The first ageing photovoltaic (PV) panels - which have lifespans of around 25 years - are just now beginning to come off rooftops and solar plants in volumes sufficiently steady and significant to warrant building a dedicated plant, Veolia said.
Up until now, ageing or broken solar panels have typically been recycled in general-purpose glass recycling facilities, where only their glass and aluminium frames are recovered and their specialty glass is mixed in with other glass. The remainder is often burned in cement ovens.
In a 2016 study on solar panel recycling, the International Renewable Energy Agency (IRENA) said that in the long term, building dedicated PV panel recycling plants makes sense. It estimates that recovered materials could be worth $450 million by 2030 and exceed $15 billion by 2050.

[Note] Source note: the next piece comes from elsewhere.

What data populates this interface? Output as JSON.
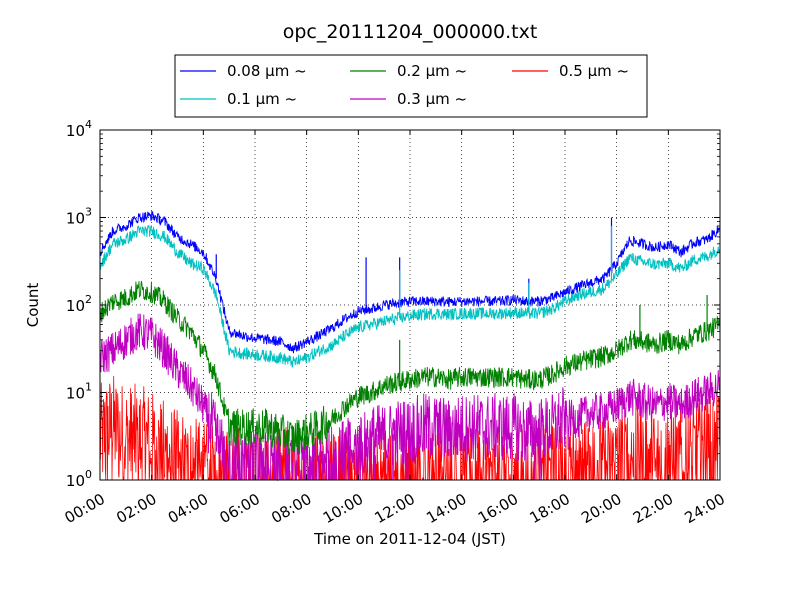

The robots in Veolia's new plant dissemble the panels to recuperate glass, silicon, plastics, copper and silver, which are crushed into granulates that can used to make new panels.
A typical crystalline silicon solar panel is made up of 65-75 percent glass, 10-15 percent aluminium for the frame, 10 percent plastic and just 3-5 percent silicon. The new plant does not recycle thin-film solar panels, which make up just a small percentage of the French market.
Veolia said it aims to recycle all decommissioned PV panels in France and wants to use this experience to build similar plants abroad.
Installed solar capacity is growing 30 to 40 percent per year in France, with 53,000 tonnes installed in 2016 and 84,000 tonnes in 2017, Veolia said.
Worldwide, Veolia expects tonnage of decommissioned PV panels will grow to several ten of millions of tonnes by 2050.
IRENA estimated that global PV waste streams will grow from 250,000 tonnes end 2016 - less than one percent of installed capacity - to more than five million tonnes by 2050. By then, the amount of PV waste will almost match the mass contained in new installations, it said.